UN to Examine Canada’s Record on Right to Food

On January 21, about 50 non-governmental and Indigenous organizations gathered with representatives of nine federal government departments in Ottawa for the first human rights consultation of its kind in close to a decade. Nowadays the tone of Canada’s engagement with the UN - and with civil society groups - is cooperation rather than condemnation.

Is the fundamental human right to food a reality in Canada?

The January consultation was an opportunity for human rights advocates, including Food Secure Canada, to provide their evaluation of the government’s performance in advance of Canada’s review before the UN Committee on Economic, Social and Cultural Rights (CESCR). Professor Emeritus Graham Riches prepared a commentary for Food Secure Canada on the Government’s report. 

Food is a human right and Canada has an international legal obligation to respect it. Countries who have ratified the International Covenant on Economic, Social and Cultural Rights, must guarantee progressive improvement on the realization the right to an adequate standard of living, including the right to food. 

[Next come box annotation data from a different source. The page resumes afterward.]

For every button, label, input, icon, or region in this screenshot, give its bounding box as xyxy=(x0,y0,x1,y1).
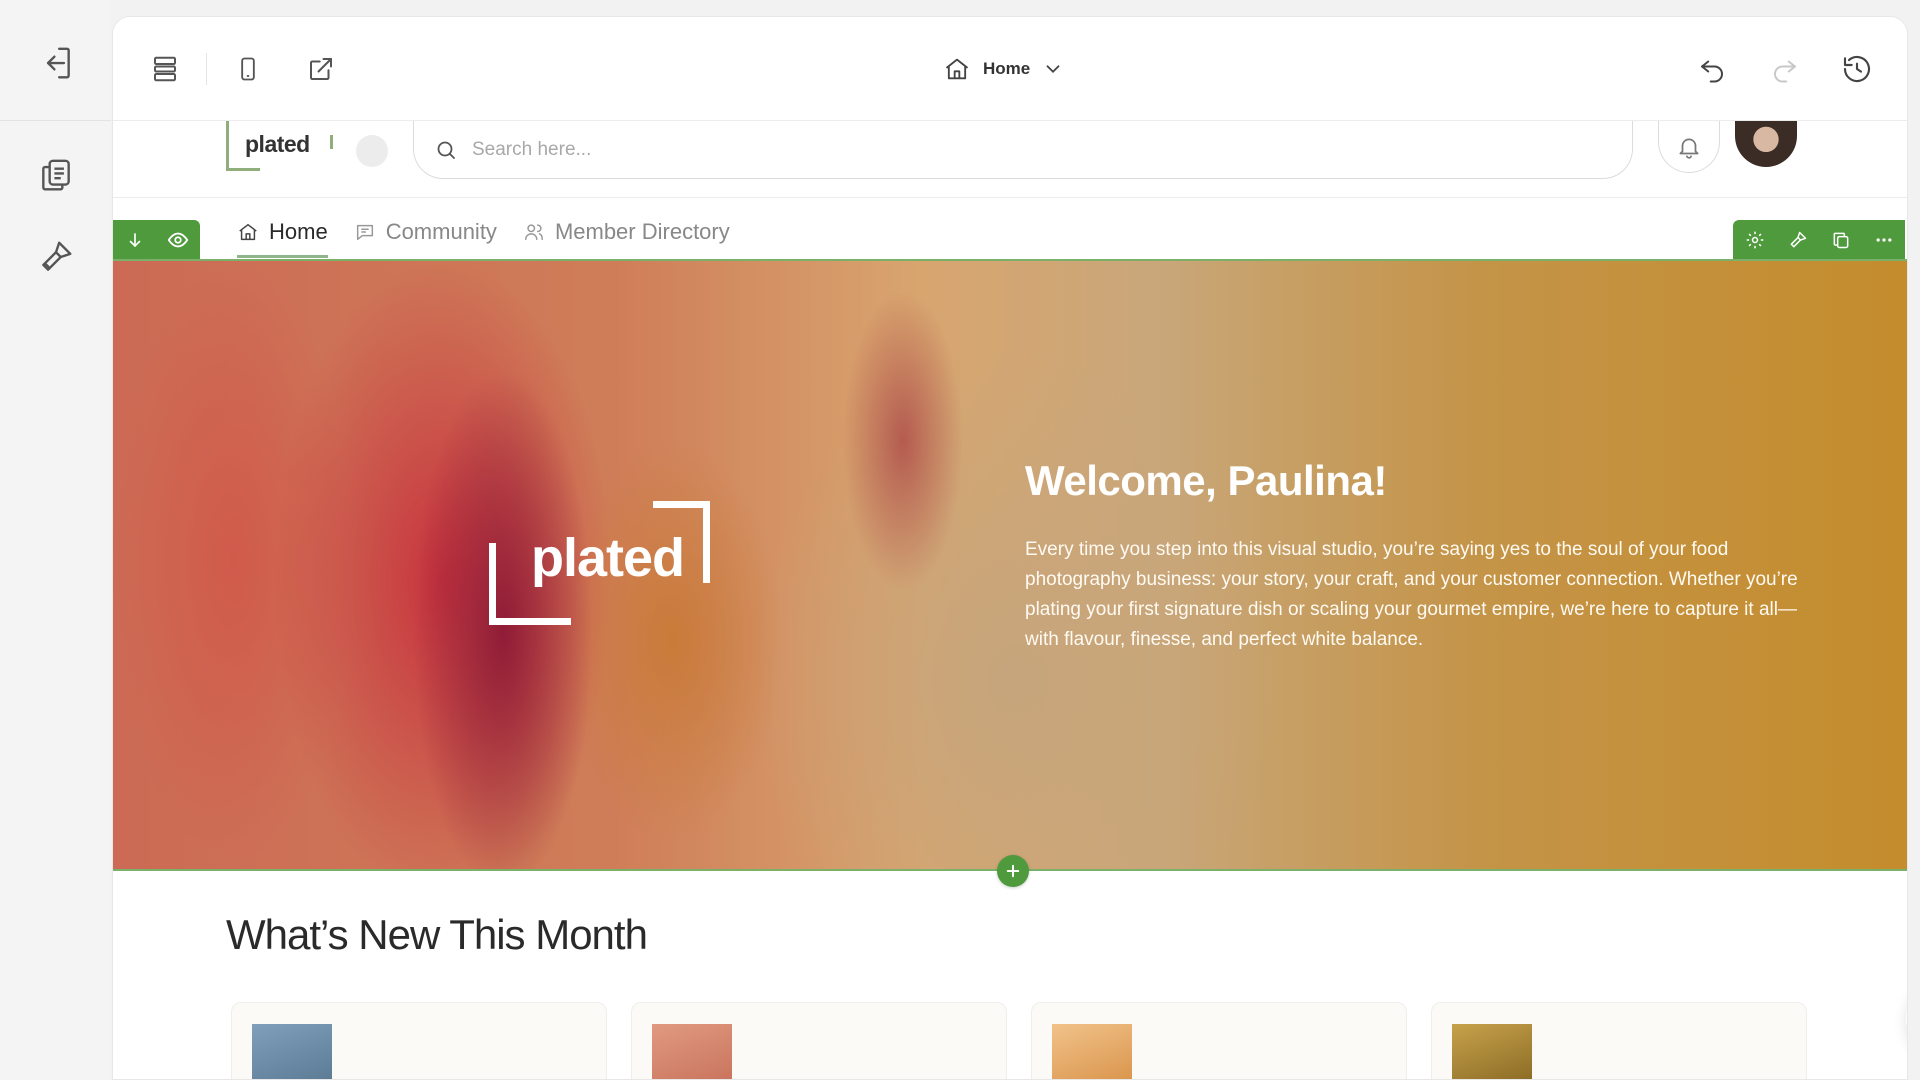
copy-icon xyxy=(1833,232,1848,249)
avatar[interactable] xyxy=(1735,121,1797,167)
arrow-down-icon xyxy=(129,233,141,248)
open-site-button[interactable] xyxy=(299,47,343,91)
history-icon xyxy=(1843,55,1871,83)
tab-label: Home xyxy=(269,219,328,244)
section-controls-left xyxy=(113,220,200,260)
bell-icon xyxy=(1679,138,1699,159)
site-header: plated xyxy=(113,121,1907,197)
news-card[interactable] xyxy=(231,1002,607,1079)
editor-rail xyxy=(0,0,111,1080)
history-button[interactable] xyxy=(1835,47,1879,91)
layers-button[interactable] xyxy=(143,47,187,91)
home-icon xyxy=(239,223,257,241)
add-section-button[interactable] xyxy=(997,855,1029,887)
search-icon xyxy=(437,141,455,159)
tab-label: Community xyxy=(385,219,497,244)
more-icon xyxy=(1876,238,1891,242)
mobile-preview-button[interactable] xyxy=(226,47,270,91)
hero-logo-bracket xyxy=(489,618,571,625)
card-thumbnail xyxy=(652,1024,732,1079)
home-icon xyxy=(945,58,969,80)
plus-icon xyxy=(1006,864,1020,878)
undo-icon xyxy=(1701,60,1723,83)
redo-button[interactable] xyxy=(1763,47,1807,91)
card-thumbnail xyxy=(252,1024,332,1079)
logo-bar xyxy=(226,168,260,171)
tab-community[interactable]: Community xyxy=(354,212,497,252)
tab-label: Member Directory xyxy=(554,219,730,244)
exit-icon xyxy=(46,47,70,79)
toolbar-divider xyxy=(206,53,207,85)
toggle-visibility-button[interactable] xyxy=(163,225,193,255)
design-button[interactable] xyxy=(33,234,79,280)
section-controls-right xyxy=(1733,220,1905,260)
editor-toolbar: Home xyxy=(113,17,1907,121)
mobile-icon xyxy=(241,57,255,81)
move-down-button[interactable] xyxy=(120,225,150,255)
news-card[interactable] xyxy=(1431,1002,1807,1079)
status-indicator xyxy=(356,135,388,167)
chat-support-button[interactable] xyxy=(1906,978,1907,1058)
hero-logo-bracket xyxy=(653,501,710,508)
news-card[interactable] xyxy=(631,1002,1007,1079)
news-card[interactable] xyxy=(1031,1002,1407,1079)
hero-logo: plated xyxy=(489,501,710,625)
more-button[interactable] xyxy=(1869,225,1899,255)
news-cards xyxy=(231,1002,1807,1079)
card-thumbnail xyxy=(1052,1024,1132,1079)
duplicate-button[interactable] xyxy=(1826,225,1856,255)
exit-button[interactable] xyxy=(33,40,79,86)
hero-logo-bracket xyxy=(703,501,710,583)
section-settings-button[interactable] xyxy=(1740,225,1770,255)
hero-logo-bracket xyxy=(489,543,496,625)
editor-canvas: Home plated Search here... Home Communit… xyxy=(112,16,1908,1080)
external-link-icon xyxy=(310,58,332,80)
nav-tabs: Home Community Member Directory xyxy=(237,212,730,258)
chevron-down-icon xyxy=(1046,65,1060,74)
tab-home[interactable]: Home xyxy=(237,212,328,258)
brush-icon xyxy=(1790,231,1806,248)
hero-title: Welcome, Paulina! xyxy=(1025,457,1387,504)
section-design-button[interactable] xyxy=(1783,225,1813,255)
section-title: What’s New This Month xyxy=(226,911,648,958)
chat-icon xyxy=(356,224,373,241)
search-bar[interactable] xyxy=(413,121,1633,179)
people-icon xyxy=(524,224,543,241)
logo-tick xyxy=(330,135,333,149)
hero-body: Every time you step into this visual stu… xyxy=(1025,539,1798,650)
site-nav: Home Community Member Directory xyxy=(113,197,1907,260)
site-logo[interactable]: plated xyxy=(226,121,336,173)
tab-member-directory[interactable]: Member Directory xyxy=(523,212,730,252)
pages-icon xyxy=(42,159,70,191)
pages-button[interactable] xyxy=(33,152,79,198)
card-thumbnail xyxy=(1452,1024,1532,1079)
redo-icon xyxy=(1774,60,1796,83)
page-selector-label: Home xyxy=(983,59,1031,78)
eye-icon xyxy=(168,232,189,248)
search-input[interactable] xyxy=(472,138,1572,161)
undo-button[interactable] xyxy=(1690,47,1734,91)
logo-bar xyxy=(226,121,229,171)
layers-icon xyxy=(154,56,176,82)
notifications-button[interactable] xyxy=(1658,121,1720,173)
gear-icon xyxy=(1746,231,1763,249)
hero-banner[interactable]: plated Welcome, Paulina! Every time you … xyxy=(113,259,1907,871)
logo-text: plated xyxy=(245,131,310,157)
hero-logo-text: plated xyxy=(531,528,685,588)
brush-icon xyxy=(42,241,72,271)
page-selector[interactable]: Home xyxy=(943,49,1064,89)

“The right to adequate food is realized when every man, woman and child, alone or in community with others, has physical and economic access at all times to adequate food or means for its procurement.” General Comment 12 (CESCR)

It requires the possibility either to feed oneself directly from productive land or other natural resources, or to purchase food, and includes various elements (availability, accessibility, adequacy). 

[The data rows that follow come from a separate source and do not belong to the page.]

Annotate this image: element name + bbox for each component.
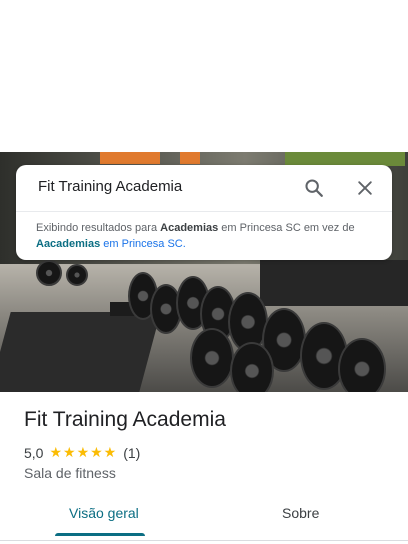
notice-shown-term: Academias (160, 222, 219, 234)
place-tabs: Visão geral Sobre (0, 496, 408, 536)
photo-detail (285, 152, 405, 166)
notice-original-term[interactable]: Aacademias (36, 238, 100, 250)
search-icon[interactable] (300, 174, 328, 202)
tab-overview[interactable]: Visão geral (69, 505, 139, 521)
search-card: Fit Training Academia Exibindo resultado… (16, 165, 392, 260)
photo-plate (36, 260, 62, 286)
search-bar[interactable]: Fit Training Academia (16, 165, 392, 211)
photo-plate (338, 338, 386, 392)
review-count[interactable]: (1) (123, 445, 140, 461)
photo-mat (0, 312, 161, 392)
photo-plate (190, 328, 234, 388)
star-rating-icon: ★★★★★ (49, 444, 118, 460)
photo-detail (100, 152, 160, 164)
photo-plate (66, 264, 88, 286)
photo-plate (230, 342, 274, 392)
spelling-notice: Exibindo resultados para Academias em Pr… (36, 220, 376, 252)
tab-about[interactable]: Sobre (282, 505, 319, 521)
photo-detail (180, 152, 200, 164)
tabs-divider (0, 540, 408, 541)
notice-suffix[interactable]: em Princesa SC. (100, 238, 186, 250)
active-tab-indicator (55, 533, 145, 536)
search-divider (16, 211, 392, 212)
search-input[interactable]: Fit Training Academia (38, 178, 182, 195)
search-instead-link[interactable]: Aacademias em Princesa SC. (36, 238, 186, 250)
notice-middle: em Princesa SC em vez de (218, 222, 355, 234)
notice-prefix: Exibindo resultados para (36, 222, 161, 234)
rating-value: 5,0 (24, 444, 44, 461)
top-blank-area (0, 0, 408, 152)
close-icon[interactable] (351, 174, 379, 202)
rating-row[interactable]: 5,0 ★★★★★ (1) (24, 444, 140, 461)
place-title: Fit Training Academia (24, 408, 226, 431)
photo-rack (260, 260, 408, 306)
place-category: Sala de fitness (24, 465, 116, 481)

Source: Household Food Insecurity in Canada, 2013 by PROOF

With four million Canadians currently experiencing some level of food insecurity including 1.15 million children, Canada is bound to come under critical scrutiny by the expert committee. Food insecurity levels are twice as high among minority and indigenous populations, and have reached crisis proportions in the North.

Source: Household Food Insecurity in Canada, 2013 by PROOF

In addition, the overt hostility of the Government of Canada shown to the UN human rights system, and notably to Olivier De Schutter the UN Special Rapporteur on the Right to Food when he came in 2012, will require some careful diplomacy, similar to the “Canada is back” operation at the Climate Change COP21 in Paris last year.

Is Canada back on track with human rights?

During his visit in 2012, Olivier De Schutter was undiplomatically dismissed by several Government ministers at the end of his official mission to Canada after he expressed concerns about the government’s failure to address widespread hunger in so affluent a country as Canada.

Food Secure Canada is hopeful that the tone and the substance of Canada’s engagement with the UN will be different this time around. Like many other organizations, FSC wrote a letter to the Committee underlining our concerns and sharing our optimism about the new opening for a national food policy that will recognize food as a fundamental human right. In addition, we suggested the committee examine the very thoughtful recommendations that were put forward by the UN Special Rapporteur four years ago.

Although Olivier De Schutter’s mandate as Special rapporteur on the right to food finished in 2014 (he was replaced by Hilal Elver), he now sits on the UN Expert Committee that will be reviewing Canada’s record!  It will be great to have such expertise on the Committee, in addition to many Canadian NGOs who are making the trek to Geneva to testify. 

Based on the Eat Think Vote's survey responses during federal election campaign, Canada’s new government does appear to have a genuine interest in tackling the obstacles to accessible, healthy sustainable food in Canada. 

Food Secure Canada will be working with the Social Rights Advocacy Centre and Canada Without Poverty, amongst others, to ensure that food is not forgotten.